Enfin, la fondation considère que le message est tout à fait conforme à son objet statutaire qui est la défense et la protection des animaux. Par ailleurs, ses statuts prévoient au nombre de ses moyens d’actions les campagnes d’opinion et de sensibilisation du public à la cause animale. C’est dans ce cadre qu’elle a lancé la campagne d’affichage en cause laquelle vise à sensibiliser le public sur les conséquences de la chasse qui s’inscrit dans un débat public d’intérêt général et repose sur des éléments factuels réels. 

L’annonceur indique que la campagne a pris fin le 28 avril 2021, conformément à la commande passée auprès de la société d’affichage. 

Lors de la séance du 2 juillet, il a repris ces arguments. 

La société d’affichage a également été informée, par courriel avec accusé de réception du 5 mai 2021, des plaintes dont copies lui ont été transmises et des dispositions dont la violation est invoquée. 

Elle fait valoir que le 9 mars 2021, l’annonceur a passé commande auprès d’elle d’une campagne d’affichage nationale visant à sensibiliser le public sur les conséquences de la chasse.  

Rien dans cette campagne ne permet de conclure à l’interprétation selon laquelle le Code ICC « Publicité et Marketing », en particulier les points 2, 6 et 7 et la Recommandation « Appel à la Générosité Publique » ne seraient pas respectés.  

En premier lieu, il n’y a lieu de relever aucune ambiguïté sur l’identité de l’annonceur. En effet, figurent de façon parfaitement visible sur l’affiche, d’une part, le logo et le nom de la Fondation et, d’autre part, le slogan « Soutenez nous : ——–.fr ». La société souligne que la qualité de l’annonceur est donc dépourvue de toute équivoque et apparaît clairement sur l’affiche.  
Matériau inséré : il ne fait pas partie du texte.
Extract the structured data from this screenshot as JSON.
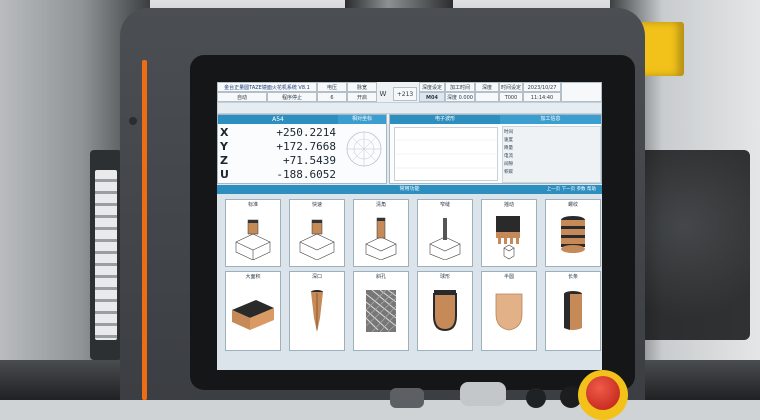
{
  "colors": {
    "accent_blue": "#2d8fc0",
    "housing": "#3b3e42",
    "accent_orange": "#ec6d14",
    "estop_red": "#d72a1f",
    "estop_yellow": "#f2c21b",
    "copper": "#c58a57"
  },
  "header": {
    "title": "金台正量圆TAZE镜面火花机系统 V8.1",
    "mode_label": "自动",
    "status": "程序停止",
    "row1": [
      "电压",
      "脉宽",
      "",
      "",
      "深度设定",
      "加工时间",
      "深度",
      "时间设定",
      ""
    ],
    "row2": [
      "6",
      "开启",
      "",
      "",
      "M04",
      "0.000",
      "",
      "T000",
      ""
    ],
    "axis_label": "W",
    "axis_value": "+213",
    "depth_label": "深度 0.000",
    "date": "2023/10/27",
    "time": "11:14:40"
  },
  "coords": {
    "panel_title": "A54",
    "panel_title2": "相对坐标",
    "axes": [
      {
        "axis": "X",
        "value": "+250.2214"
      },
      {
        "axis": "Y",
        "value": "+172.7668"
      },
      {
        "axis": "Z",
        "value": "+71.5439"
      },
      {
        "axis": "U",
        "value": "-188.6052"
      }
    ]
  },
  "status_panel": {
    "title_left": "电子波形",
    "title_right": "加工信息",
    "items": [
      "时间",
      "速度",
      "降量",
      "电流",
      "间隙",
      "积碳"
    ]
  },
  "functions": {
    "title": "常用功能",
    "nav_prev": "上一页",
    "nav_next": "下一页",
    "nav_tab1": "参数",
    "nav_tab2": "帮助",
    "tiles": [
      {
        "label": "标准",
        "icon": "cube-electrode-icon"
      },
      {
        "label": "快速",
        "icon": "cube-electrode-icon"
      },
      {
        "label": "清角",
        "icon": "corner-electrode-icon"
      },
      {
        "label": "窄缝",
        "icon": "slot-electrode-icon"
      },
      {
        "label": "摇动",
        "icon": "comb-electrode-icon"
      },
      {
        "label": "螺纹",
        "icon": "thread-electrode-icon"
      },
      {
        "label": "大面积",
        "icon": "plate-electrode-icon"
      },
      {
        "label": "深口",
        "icon": "needle-electrode-icon"
      },
      {
        "label": "斜孔",
        "icon": "mesh-electrode-icon"
      },
      {
        "label": "球形",
        "icon": "capsule-electrode-icon"
      },
      {
        "label": "半圆",
        "icon": "shield-electrode-icon"
      },
      {
        "label": "长条",
        "icon": "cylinder-electrode-icon"
      }
    ]
  }
}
De plus, l’affiche s’inscrit, selon le diffuseur, dans les limites admissibles de la liberté d’expression, telle que protégée par la convention européenne des droits de l’homme, et n’est donc en rien discriminatoire ou dénigrante envers les chasseurs. Pour la société, il est manifeste que le message affiché par l’annonceur sur les effets de la chasse sur la faune et les dangers qu’elle induit par l’utilisation d’armes à feu, fondés sur des données sourcées, participe au débat public entre les tenants du bien-être animal dont l’association susmentionnée fait partie et les partisans de la chasse et ne saurait donc nullement être considéré comme constituant un abus de la liberté d’expression.  
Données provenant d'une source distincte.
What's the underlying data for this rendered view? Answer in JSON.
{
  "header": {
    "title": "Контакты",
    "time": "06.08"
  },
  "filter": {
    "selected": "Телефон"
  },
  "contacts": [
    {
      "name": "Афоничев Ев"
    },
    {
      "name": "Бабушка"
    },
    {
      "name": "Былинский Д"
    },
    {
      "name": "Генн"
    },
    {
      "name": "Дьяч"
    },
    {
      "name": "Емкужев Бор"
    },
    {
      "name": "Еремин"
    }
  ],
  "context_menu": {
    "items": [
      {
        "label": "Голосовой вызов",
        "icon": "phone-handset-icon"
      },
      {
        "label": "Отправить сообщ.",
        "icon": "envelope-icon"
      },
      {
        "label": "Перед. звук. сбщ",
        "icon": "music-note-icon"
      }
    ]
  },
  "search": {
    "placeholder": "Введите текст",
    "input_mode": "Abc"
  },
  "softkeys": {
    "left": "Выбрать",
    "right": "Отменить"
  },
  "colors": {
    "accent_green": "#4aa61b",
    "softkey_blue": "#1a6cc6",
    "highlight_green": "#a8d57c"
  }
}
Par ailleurs, elle souligne que ce n’est pas l’affiche qui éveille dans la population un sentiment de peur ou d’insécurité comme le soutient l’association plaignante, puisque cette population fait d’ores et déjà montre d’une certaine inquiétude par rapport à la chasse. Deux sondages IFOP ont montré que 71% des sondés se déclarent en insécurité lorsqu’ils se promènent dans la nature en période de chasse.  

En outre, la société d’affichage rappelle que l’annonceur est une fondation reconnue d’utilité publique dont l’objet social est la défense et la protection des animaux sauvages et domestiques ; à ce titre, ses statuts prévoient au nombre de ses moyens d’actions, les campagnes d’opinion et de sensibilisation du public à la cause animale. Cette communication conforme à l’objet social de l’annonceur respecte donc bien la Recommandation « Appel à la Générosité Publique ». C’est dans ce cadre qu’elle a lancé la campagne d’affichage en cause, laquelle vise à sensibiliser le public sur les conséquences de la chasse, en dénonçant les dangers induits par cette activité sportive du fait de l’utilisation de fusils et l’abattage d’animaux en grand nombre.  
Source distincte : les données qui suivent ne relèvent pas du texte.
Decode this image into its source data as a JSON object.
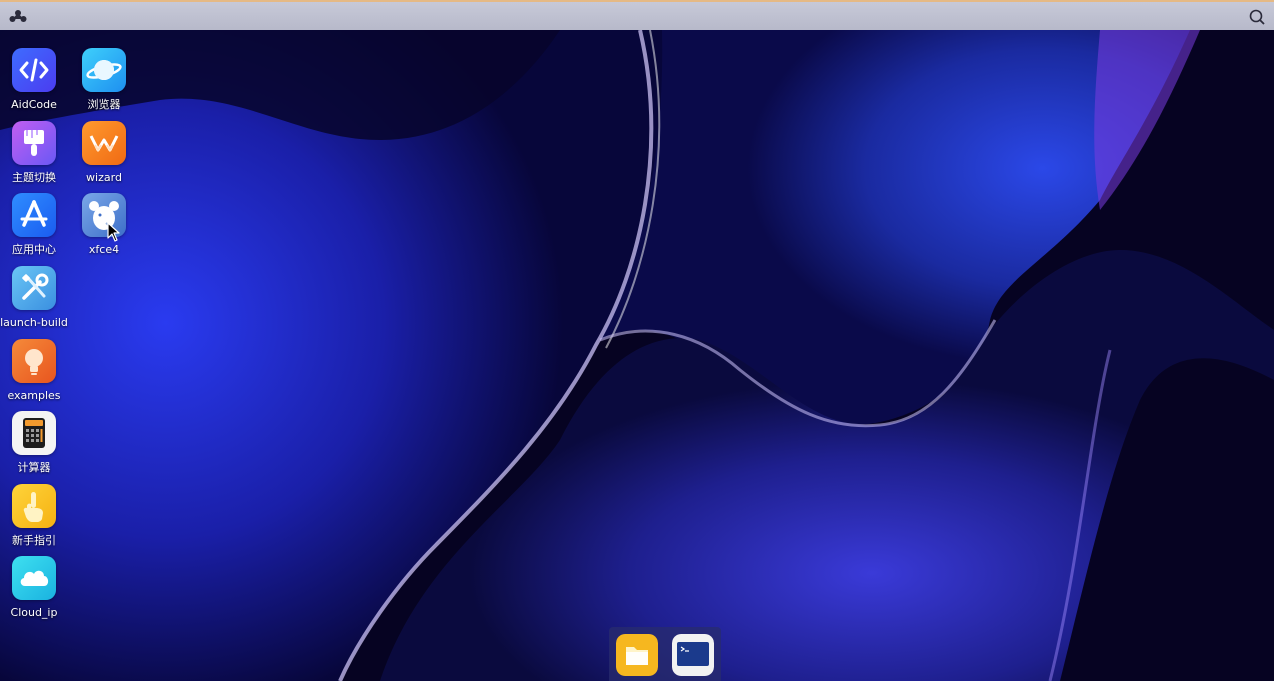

Sous l’accroche « Chasseurs, sauvez des vies, restez chez vous », il est indiqué sur l’affiche que la saison de chasse 2019-2020 a connu 141 accidents de chasse dont 11 mortels, et 30 millions d’animaux abattus, ce qui est une réalité s’appuyant sur une source officielle, à savoir le rapport de l’OFB pour la saison 2019-2020. Ce rapport fait effectivement état de 141 victimes d’accidents de chasse, dont 11 mortels. Quant au chiffre de 30 millions d’animaux abattus, s’il ne figure pas dans l’étude de l’OFB pour la saison 2019-2020, il correspond à l’estimation de l’Office national de la chasse et de la faune sauvage, en partenariat avec l’Union nationale des fédérations départementales des chasseurs. 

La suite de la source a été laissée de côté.